In our peculiar cultural moment, we’re paradoxically drowning in information while starving for meaning, not because meaning is absent but because we’ve lost the capacity to draw from the unseen realm where meaning lives. Our deeper senses have become so atrophied that we trust only what can be viewed, measured, controlled, and is entertaining. The problem isn’t that we don’t know enough, but that we’ve forgotten how to be still and listen deeply.
In all aspects of our lives, the things that matter most are precisely the things we cannot quantify. You cannot measure love, though you definitely feel the pangs of its absence. You cannot strategize calling, though you can sense the frustration when your life is misaligned to it. As much as my 12-year old would like to photograph the presence of God, people have (to the puzzlement of many) organized their entire lives and society around it for millennia.
Wiman states that ninety-five percent of Nobel Prize-winning physicists in the twentieth century believed in God. These were people who spent their lives studying the material world at its most fundamental level, and what they found there didn’t lead them away from the divine but deeper into it. The more they understood about how reality works, the less it looked like a closed system of material causes and the more it looked like music we’re already inside.
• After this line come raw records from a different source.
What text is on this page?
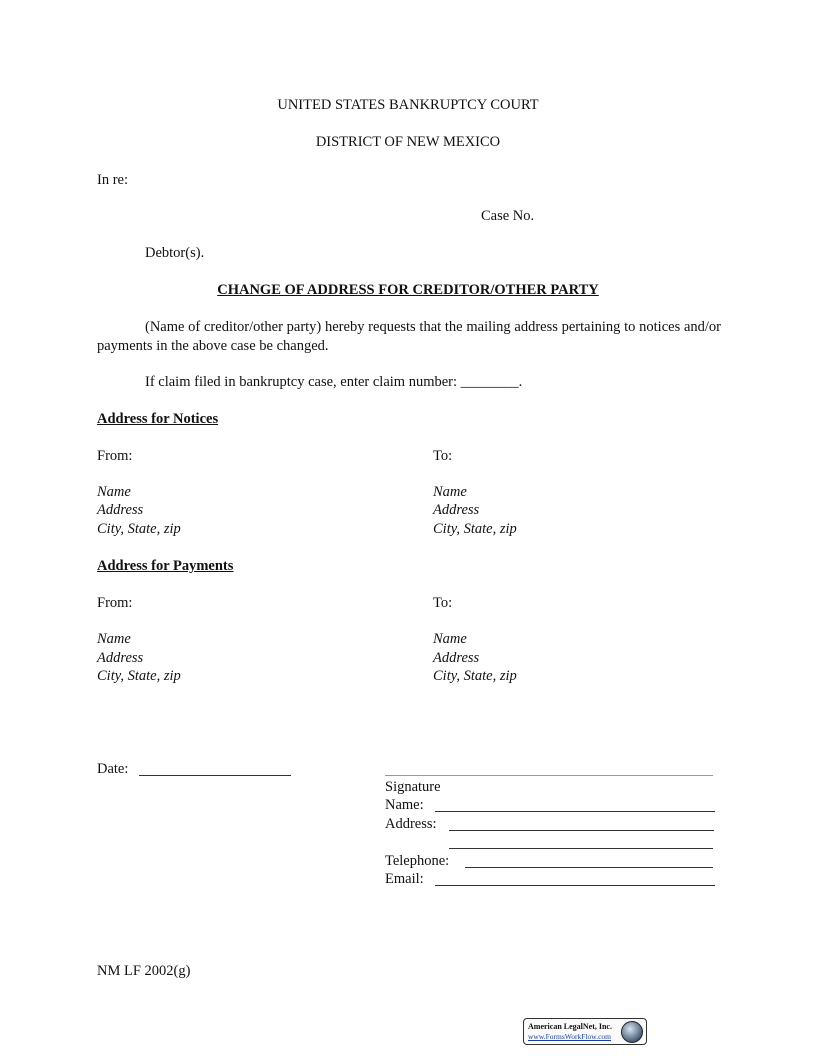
UNITED STATES BANKRUPTCY COURT
DISTRICT OF NEW MEXICO
In re:
Case No.
Debtor(s).
CHANGE OF ADDRESS FOR CREDITOR/OTHER PARTY
(Name of creditor/other party) hereby requests that the mailing address pertaining to notices and/or payments in the above case be changed.
If claim filed in bankruptcy case, enter claim number: ________.
Address for Notices
From:	To:
Name
Address
City, State, zip
Name
Address
City, State, zip
Address for Payments
From:	To:
Name
Address
City, State, zip
Name
Address
City, State, zip
Date:
Signature
Name:
Address:
Telephone:
Email:
NM LF 2002(g)
American LegalNet, Inc.
www.FormsWorkFlow.com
I think about our artists in Red Vineyard, learning that their creative work isn’t about producing something impressive but attending to what wants to emerge. Or the folks in our Nautilus program, discovering that spiritual formation is less about self-improvement and more about a growing attentiveness to what God is already doing. What they’re all discovering is how reality actually works, once you start taking the unseen seriously.
The disciplines of this deeper attention that the Christian tradition has preserved like contemplative prayer, listening prayer, the Prayer of Examen, and lectio divina aren’t techniques for manufacturing religious experience or self-soothing. They’re practices for awakening ourselves to spiritual frequencies that are always broadcasting. They’re how we learn to live as if the unseen realm is not less real or important than the seen but more fundamental to it.
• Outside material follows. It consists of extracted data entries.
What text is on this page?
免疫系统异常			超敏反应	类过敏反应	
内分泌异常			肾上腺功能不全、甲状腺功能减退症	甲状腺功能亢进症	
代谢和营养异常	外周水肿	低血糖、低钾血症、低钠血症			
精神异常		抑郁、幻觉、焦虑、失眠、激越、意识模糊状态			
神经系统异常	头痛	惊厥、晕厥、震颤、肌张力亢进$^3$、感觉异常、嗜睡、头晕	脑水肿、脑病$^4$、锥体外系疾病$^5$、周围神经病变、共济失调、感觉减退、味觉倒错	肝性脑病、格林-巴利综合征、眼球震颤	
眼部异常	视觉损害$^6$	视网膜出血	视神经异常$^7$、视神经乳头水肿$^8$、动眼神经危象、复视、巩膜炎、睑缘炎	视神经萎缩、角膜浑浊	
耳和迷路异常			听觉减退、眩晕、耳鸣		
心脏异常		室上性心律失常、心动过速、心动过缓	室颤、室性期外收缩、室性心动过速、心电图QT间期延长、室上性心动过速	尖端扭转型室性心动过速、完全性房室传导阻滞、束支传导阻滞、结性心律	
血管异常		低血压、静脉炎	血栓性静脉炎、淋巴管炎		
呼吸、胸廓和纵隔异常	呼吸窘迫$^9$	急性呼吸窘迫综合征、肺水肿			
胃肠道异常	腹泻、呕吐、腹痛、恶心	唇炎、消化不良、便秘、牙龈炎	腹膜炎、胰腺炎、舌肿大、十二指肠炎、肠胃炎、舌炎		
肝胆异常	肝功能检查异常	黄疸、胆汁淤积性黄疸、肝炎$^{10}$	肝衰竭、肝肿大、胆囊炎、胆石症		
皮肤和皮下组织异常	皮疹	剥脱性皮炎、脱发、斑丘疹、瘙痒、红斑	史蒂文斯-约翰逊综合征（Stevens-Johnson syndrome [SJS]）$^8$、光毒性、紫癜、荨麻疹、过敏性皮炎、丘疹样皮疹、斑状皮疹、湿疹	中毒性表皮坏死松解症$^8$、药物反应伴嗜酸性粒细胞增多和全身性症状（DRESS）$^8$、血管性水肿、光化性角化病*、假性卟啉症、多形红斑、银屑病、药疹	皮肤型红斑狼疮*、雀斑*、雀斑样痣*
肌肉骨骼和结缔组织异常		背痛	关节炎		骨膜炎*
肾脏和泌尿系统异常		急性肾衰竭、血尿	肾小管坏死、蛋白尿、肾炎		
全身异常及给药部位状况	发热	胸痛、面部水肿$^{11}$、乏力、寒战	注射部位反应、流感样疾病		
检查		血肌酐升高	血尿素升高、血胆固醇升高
This is why for us formation always precedes productivity and why cultivating the inner life isn’t optional for the outer life but is its very ground. We cannot steward what we do not first perceive. If we do not see God’s unseen kingdom first, we will fall into the age-old trap of building our own fueled by dominating others instead of loving God.
The deeper problems that poison the soil of selves and society aren’t that we lack solutions but that we’ve become ignorant to unseen realities that underlie our world. We want problems we can solve rather than perceive realities we must learn to rightly inhabit. The good news is that consciousness, meaning, and love, are not abstract problems to be solved, but invitations to perceive with a deeper reality. When we encounter Christ, we come to a door (John 10:7-9) and a homecoming that opens up these transcendent realities. When we cross that threshold, we join those who throughout history have heard this primordial symphony and produced work that has invigorated and clarified our human calling.
Taking the unseen seriously means discovering ancient and new disciplines and modes of living that make perception possible. It means trusting that the most important things aren’t the most obvious and accessible to us. We are participants in a reality far larger and stranger and more beautiful than our reduction of it to manageable categories.
It is wonderfully liberating when we realize that the seen world doesn’t make sense on its own terms. Our work, when accompanied by this wisdom, is connecting this seen to its unseen life-source. When this interdependence is discovered, we laugh because we cannot contain the childlike joy of seeing the magic of this world as it actually is.